The interventions were essentially static-structural in nature, focusing on the air conditioning system and lighting and electrical systems. For static and climatic stability reasons, a number of windows have been closed allowing the new installation, with the walls painted in a “gipsoteca” powder-blue color, to regain a large exhibition space and allowing the Gipsoteca to also house those plaster models that were hitherto kept in the Gallery’s administration offices. Renovated and expanded, the shelves accommodate the portrait busts that for the first time could be secured thanks to a safe and non-invasive anchoring system. During the renovation works, the fragile plaster models underwent careful conservative examinations and dusting. A detailed photographic campaign was carried out on all the works.

The major construction began in 2016 and included research and preparation phases, thus creating documentation and floor plans that had not previously existed. It was necessary: ​​to bring the safety system up to norm, renew the engineering in the building systems, carry out the architectural-structural restoration of the Gipsoteca, consolidate or replace the dilapidated eighteenth-century wooden trusses in the Colossus Room; intervene on the ventilation and air conditioning systems, which was totally lacking in some rooms or was 40 years old in others, and to provide adequate lighting. The works expand over 3000 square meters of the museum. Seven-hundred and fifty meters of ventilation ducts have been replaced or sanitized and 130 meters of ducts have been refurbished. Now, for the first time, the museum has a functioning air conditioning system in every room with new, state-of-the art LED lights that enhance the works on display and contribute to energy efficiency. According to the needs, treatments were undertaken on all the works in the museum: they were changed, protected, packed, moved, dusted, reexamined, or other. In-depth photographic campaigns, both conservative and digitization, were carried out on all the collections. Museum routes and installations were rethought.
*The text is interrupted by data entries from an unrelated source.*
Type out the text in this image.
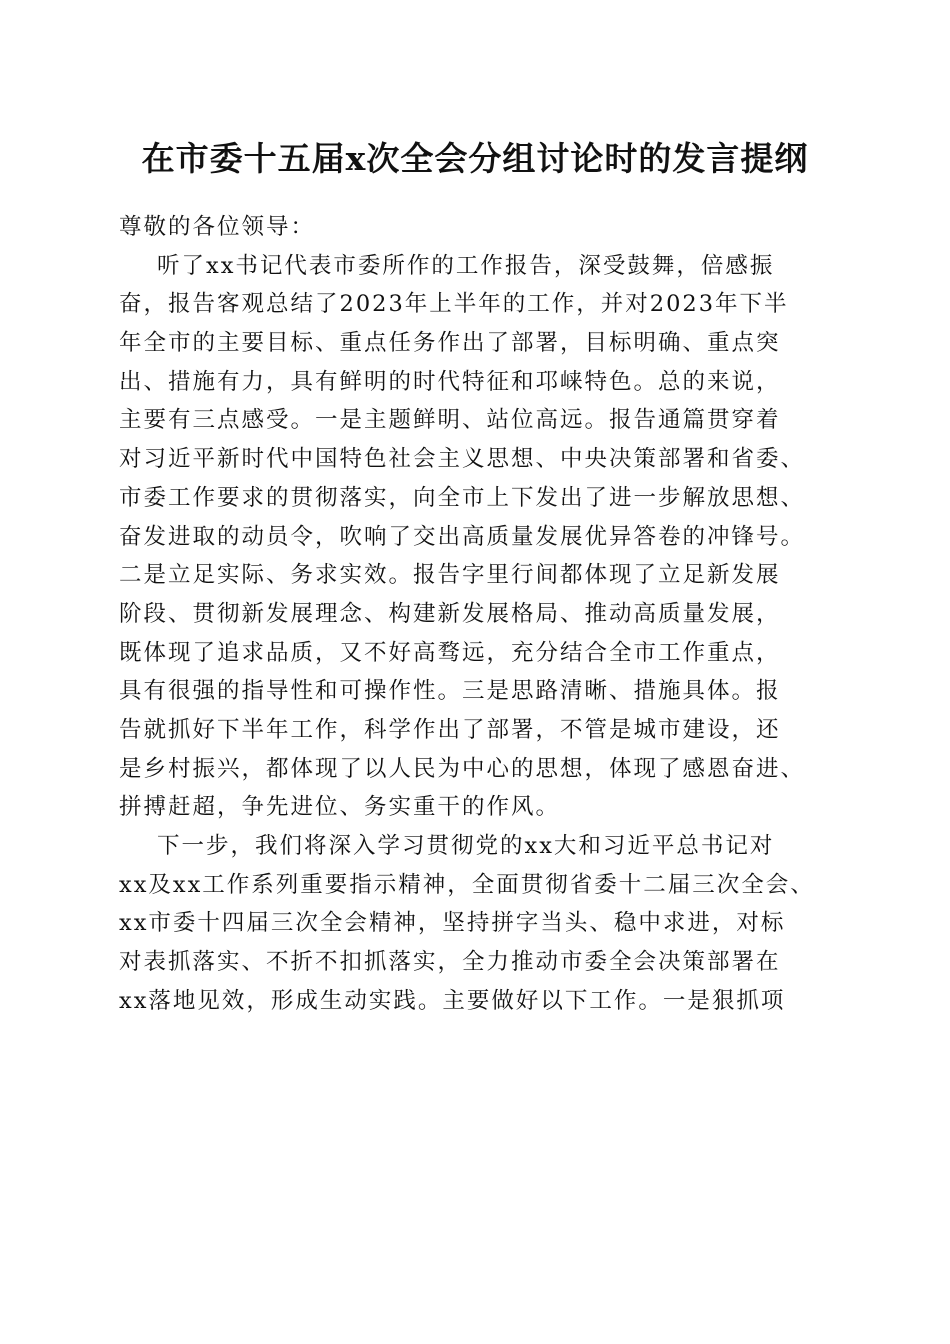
在市委十五届x次全会分组讨论时的发言提纲

尊敬的各位领导：

听了xx书记代表市委所作的工作报告，深受鼓舞，倍感振
奋，报告客观总结了2023年上半年的工作，并对2023年下半
年全市的主要目标、重点任务作出了部署，目标明确、重点突
出、措施有力，具有鲜明的时代特征和邛崃特色。总的来说，
主要有三点感受。一是主题鲜明、站位高远。报告通篇贯穿着
对习近平新时代中国特色社会主义思想、中央决策部署和省委、
市委工作要求的贯彻落实，向全市上下发出了进一步解放思想、
奋发进取的动员令，吹响了交出高质量发展优异答卷的冲锋号。
二是立足实际、务求实效。报告字里行间都体现了立足新发展
阶段、贯彻新发展理念、构建新发展格局、推动高质量发展，
既体现了追求品质，又不好高骛远，充分结合全市工作重点，
具有很强的指导性和可操作性。三是思路清晰、措施具体。报
告就抓好下半年工作，科学作出了部署，不管是城市建设，还
是乡村振兴，都体现了以人民为中心的思想，体现了感恩奋进、
拼搏赶超，争先进位、务实重干的作风。
下一步，我们将深入学习贯彻党的xx大和习近平总书记对
xx及xx工作系列重要指示精神，全面贯彻省委十二届三次全会、
xx市委十四届三次全会精神，坚持拼字当头、稳中求进，对标
对表抓落实、不折不扣抓落实，全力推动市委全会决策部署在
xx落地见效，形成生动实践。主要做好以下工作。一是狠抓项
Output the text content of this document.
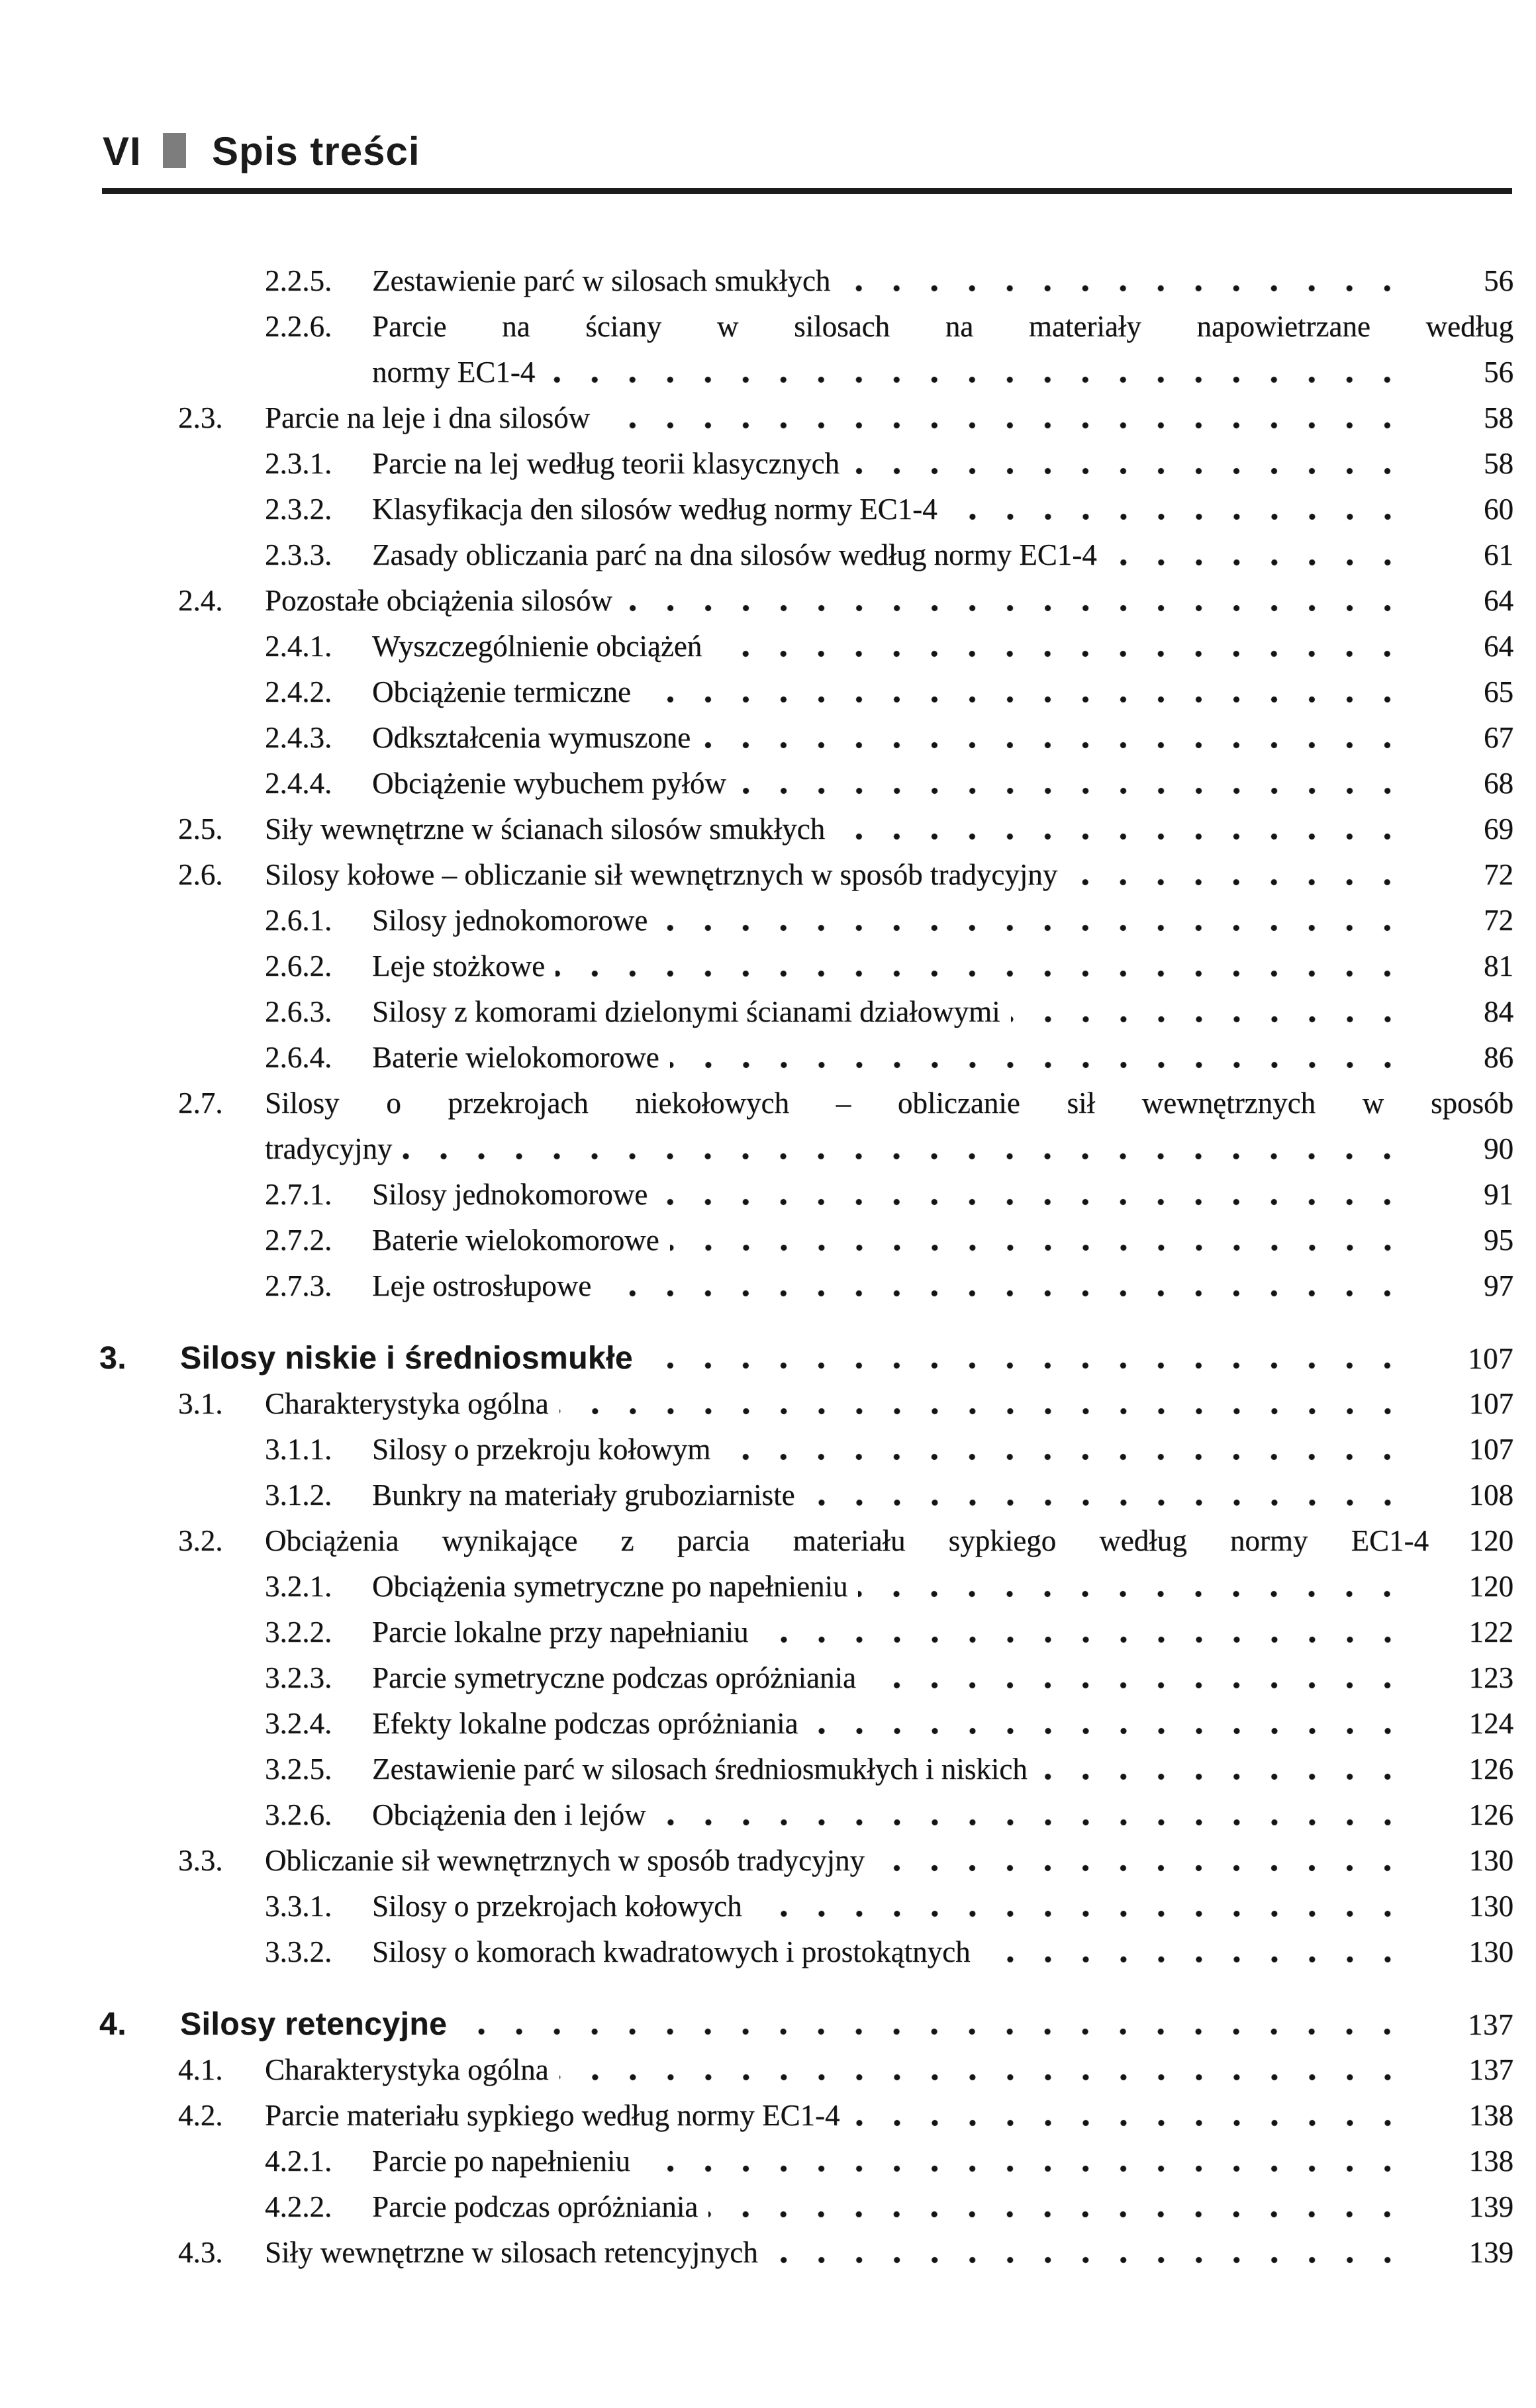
VI Spis treści
2.2.5.	Zestawienie parć w silosach smukłych	56
2.2.6.	Parcie na ściany w silosach na materiały napowietrzane według
normy EC1-4	56
2.3.	Parcie na leje i dna silosów	58
2.3.1.	Parcie na lej według teorii klasycznych	58
2.3.2.	Klasyfikacja den silosów według normy EC1-4	60
2.3.3.	Zasady obliczania parć na dna silosów według normy EC1-4	61
2.4.	Pozostałe obciążenia silosów	64
2.4.1.	Wyszczególnienie obciążeń	64
2.4.2.	Obciążenie termiczne	65
2.4.3.	Odkształcenia wymuszone	67
2.4.4.	Obciążenie wybuchem pyłów	68
2.5.	Siły wewnętrzne w ścianach silosów smukłych	69
2.6.	Silosy kołowe – obliczanie sił wewnętrznych w sposób tradycyjny	72
2.6.1.	Silosy jednokomorowe	72
2.6.2.	Leje stożkowe	81
2.6.3.	Silosy z komorami dzielonymi ścianami działowymi	84
2.6.4.	Baterie wielokomorowe	86
2.7.	Silosy o przekrojach niekołowych – obliczanie sił wewnętrznych w sposób
tradycyjny	90
2.7.1.	Silosy jednokomorowe	91
2.7.2.	Baterie wielokomorowe	95
2.7.3.	Leje ostrosłupowe	97
3.	Silosy niskie i średniosmukłe	107
3.1.	Charakterystyka ogólna	107
3.1.1.	Silosy o przekroju kołowym	107
3.1.2.	Bunkry na materiały gruboziarniste	108
3.2.	Obciążenia wynikające z parcia materiału sypkiego według normy EC1-4	120
3.2.1.	Obciążenia symetryczne po napełnieniu	120
3.2.2.	Parcie lokalne przy napełnianiu	122
3.2.3.	Parcie symetryczne podczas opróżniania	123
3.2.4.	Efekty lokalne podczas opróżniania	124
3.2.5.	Zestawienie parć w silosach średniosmukłych i niskich	126
3.2.6.	Obciążenia den i lejów	126
3.3.	Obliczanie sił wewnętrznych w sposób tradycyjny	130
3.3.1.	Silosy o przekrojach kołowych	130
3.3.2.	Silosy o komorach kwadratowych i prostokątnych	130
4.	Silosy retencyjne	137
4.1.	Charakterystyka ogólna	137
4.2.	Parcie materiału sypkiego według normy EC1-4	138
4.2.1.	Parcie po napełnieniu	138
4.2.2.	Parcie podczas opróżniania	139
4.3.	Siły wewnętrzne w silosach retencyjnych	139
The Hall of the Colossus opens the exhibition route with its beautiful Accademia-blue walls, centered by the imposing Abduction of the Sabines, a masterpiece by Giambologna around which the magnificent collection of Florentine painting from the Fifteenth and early Sixteenth centuries revolves. This is followed by a new room dedicated to the Fifteenth century, housing masterpieces such as the so-called Cassone Adimari by Lo Scheggia or the Tebaide by Paolo Uccello, finally legible in all their wonderful details. The Galleria dei Prigioni to the Tribuna del David, the fulcrum of the museum, hold the largest collection of Michelangelo’s works, now enhanced by the new lighting rendering every detail and every mark on Michelangelo’s “unfinished” surfaces visible. Works are placed in context with the large altarpieces of the Sixteenth and early Seventeenth centuries, testament to Michelangelo’s influence on his fellow countrymen in their quest for the new spirituality of the Counter-Reformation. And finally, the Thirteenth and Fourteenth century rooms, where the gilded backgrounds on the paintings shine with a brightness never perceived before on the walls now painted in a “Giotto” green. Today the Galleria dell’Accademia in Florence has changed its face, it has a new strong identity.